The video written by Bisan in English went viral on social media and was shared by many students.
“There are always different stories about Gaza, but through social media, the story must be balanced. We can’t present life here as always, and we can’t talk about the bombing and destruction.
Bisan said that the psychological scars caused by the conflict in Gaza are accumulated every day, and he himself is still struggling.
“Since the end of the war, I have not been able to continue with my life. Even in creating new content. All I think is that we, the Palestinians in Gaza, do not exist and do not matter in the world. And that’s what makes me so mentally exhausted.”
For dental student Salma Shurrab, 20, her work on social media is far from the world of geopolitics. He specializes in marketing, fashion, advertising and travel.
Shurrab said that when he traveled for the first time to participate in an international conference in Turkey, he saw the diversity of cultures and nations.
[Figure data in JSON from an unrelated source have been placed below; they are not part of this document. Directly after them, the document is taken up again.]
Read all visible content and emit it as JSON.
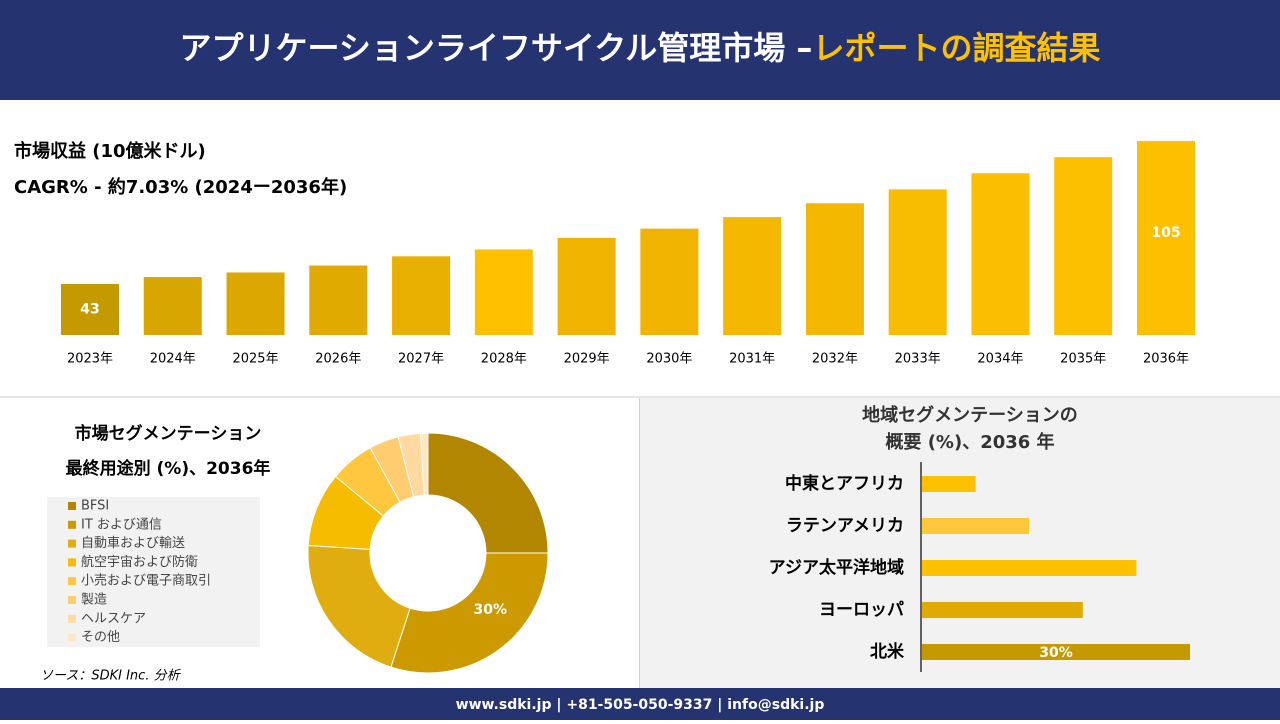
{
  "header": {
    "title": "アプリケーションライフサイクル管理市場 –",
    "title_highlight": "レポートの調査結果"
  },
  "chart_data": [
    {
      "type": "bar",
      "title": "市場収益 (10億米ドル)",
      "subtitle": "CAGR% - 約7.03% (2024ー2036年)",
      "categories": [
        "2023年",
        "2024年",
        "2025年",
        "2026年",
        "2027年",
        "2028年",
        "2029年",
        "2030年",
        "2031年",
        "2032年",
        "2033年",
        "2034年",
        "2035年",
        "2036年"
      ],
      "values": [
        43,
        46,
        48,
        51,
        55,
        58,
        63,
        67,
        72,
        78,
        84,
        91,
        98,
        105
      ],
      "value_labels": [
        "43",
        null,
        null,
        null,
        null,
        null,
        null,
        null,
        null,
        null,
        null,
        null,
        null,
        "105"
      ],
      "colors": [
        "#c49a00",
        "#d8a600",
        "#dca800",
        "#e0aa00",
        "#e8b000",
        "#ffc000",
        "#f0b400",
        "#f0b400",
        "#f4b800",
        "#f4b800",
        "#f8bc00",
        "#fbbe00",
        "#fdc000",
        "#fec000"
      ]
    },
    {
      "type": "donut",
      "title": "市場セグメンテーション",
      "subtitle": "最終用途別 (%)、2036年",
      "categories": [
        "BFSI",
        "IT および通信",
        "自動車および輸送",
        "航空宇宙および防衛",
        "小売および電子商取引",
        "製造",
        "ヘルスケア",
        "その他"
      ],
      "values": [
        25,
        30,
        21,
        10,
        6,
        4,
        3,
        1
      ],
      "value_labels": [
        null,
        "30%",
        null,
        null,
        null,
        null,
        null,
        null
      ],
      "colors": [
        "#b38600",
        "#cc9a00",
        "#e0ad10",
        "#f5bc00",
        "#ffc640",
        "#ffcc70",
        "#ffd9a0",
        "#ffe6c4"
      ]
    },
    {
      "type": "hbar",
      "title": "地域セグメンテーションの",
      "subtitle": "概要 (%)、2036 年",
      "categories": [
        "中東とアフリカ",
        "ラテンアメリカ",
        "アジア太平洋地域",
        "ヨーロッパ",
        "北米"
      ],
      "values": [
        6,
        12,
        24,
        18,
        30
      ],
      "value_labels": [
        null,
        null,
        null,
        null,
        "30%"
      ],
      "colors": [
        "#ffc000",
        "#ffc83a",
        "#ffc000",
        "#e0aa00",
        "#c49a00"
      ]
    }
  ],
  "source": "ソース：SDKI Inc. 分析",
  "footer": "www.sdki.jp | +81-505-050-9337 | info@sdki.jp"
}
“What I saw was that I was no different from them,” he said. “I am a smart, intelligent and intelligent girl who follows the latest trends and styles, but after meeting many participants, it became clear”there is a part of Gaza that the world does not know.”
After the August conflict broke out, Shurrab said he felt the need to inform his friends and newcomers about what was going on.
“I just came back from a trip, trying not to focus on how hard it is in Gaza, and when I came back, the anger started,” Shurrab said.
“Here I found that I had to accept my reality and have the opportunity to show it, instead of covering it with the world’s image. I wanted to tell the world that life in Gaza is not only, it can be changed in time.”
Shurrab filmed a video showing his life during the Israeli invasion to convey the message that the people of Gaza can change their lives at any time.
“The video went viral and a lot of friends shared it. Everyone sent me beautiful messages of support and I was happy that I helped even a little bit to get the message out,” he said. he said.
Despite the psychological impact of the Israeli attack, Shurrab said that his ambition to publish, travel and fashion has not changed, but it will be met with the great difficulty of suffering in the Gaza Strip.
“I’m ashamed to share the journey and the image. I think all you have to do is talk about our suffering and try to explain what people are going through every day – whether it’s from the rise of the military or restrictions on the travel and movement,” he said.
“We cannot escape the situation in Gaza. We cannot go as far with our dreams and aspirations as we want.